LOUISVILLE — Dean K. Thompson, a longtime pastor, was inaugurated and installed as the eighth president of Louisville Presbyterian Theological Seminary on April 23 and stressed, in his inaugural address, the importance of finding one’s vocation in a particular context.
He spoke, for example, of Louisville seminary’s cooperation in theological education with “a host of sister churches,” ranging from African Methodist Episcopal to Pentecostal to Roman Catholic. The seminary has official covenants with four denominations — United Methodist, African Methodist Episcopal, African Methodist Episcopal Zion and Christian Methodist Episcopal — to train their ministers, and the school’s students come from 22 denominations or faith traditions.
Thompson talked of this seminary’s strong tradition of producing “a high percentage of pastors, both women and men, who remain in the ministry throughout their vocational pilgrimages. They are what I like to call long-distance athletes.”
And he said that “especially across the past 50 years, many servants of Christ and stewards of God’s mysteries here in this schoolhouse have stood up and spoken bravely against the scourges of American society such as poverty, racism, war and sexism.”
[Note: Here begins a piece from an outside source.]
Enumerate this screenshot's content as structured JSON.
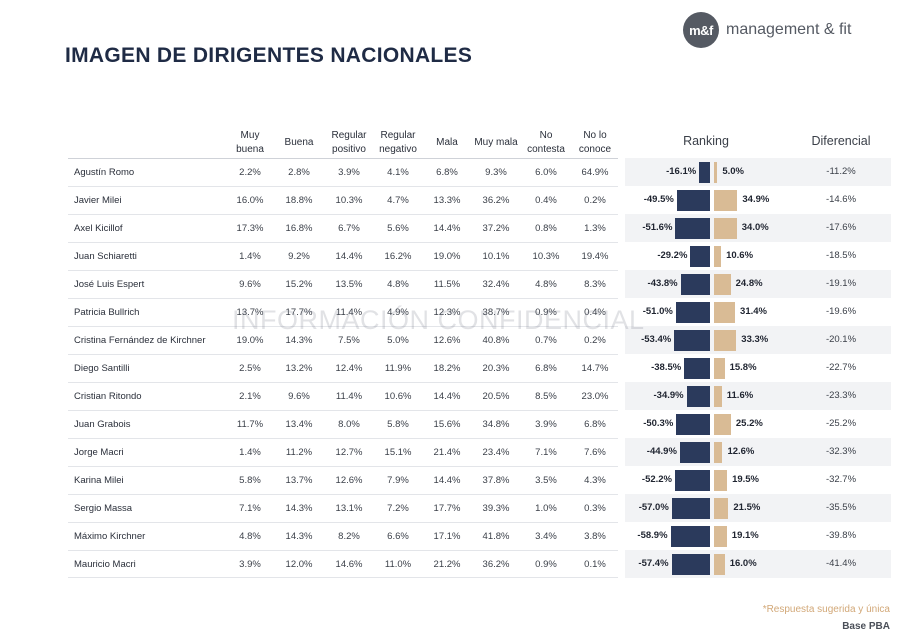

Thompson praised those from the seminary who “have been moved by a prophetic biblical vision of the church as an intergenerational, interracial and international koinonia of reconciliation and truth-telling . . . “
And while he praised that kind of courage, Thompson also spoke of the importance of building connections ecumenically and of the interdependence of all Christ’s followers. “Our unity, which is grounded in every Christian’s baptismal ordination, will not be negated by our current and heated denominational, ecclesiastical, political and cultural disagreements,” Thompson told the crowd gathered in the seminary’s Caldwell Chapel. “The Spirit’s work in our baptism promises to make us one whether we like it or not.”
Thompson was challenged by John W. Kuykendall, who is president emeritus of Davidson College in North Carolina and had served as Louisville seminary’s interim president after former president John Mulder resigned, to lead the seminary as Noah led the ark, as a navigator and a righteous leader.
Before moving to Kentucky, Thompson served as a pastor for more than 30 years, working with churches in West Virginia, Texas and California. His last pastorate was with First Church in Charleston, W.V., a congregation of 1,600 members.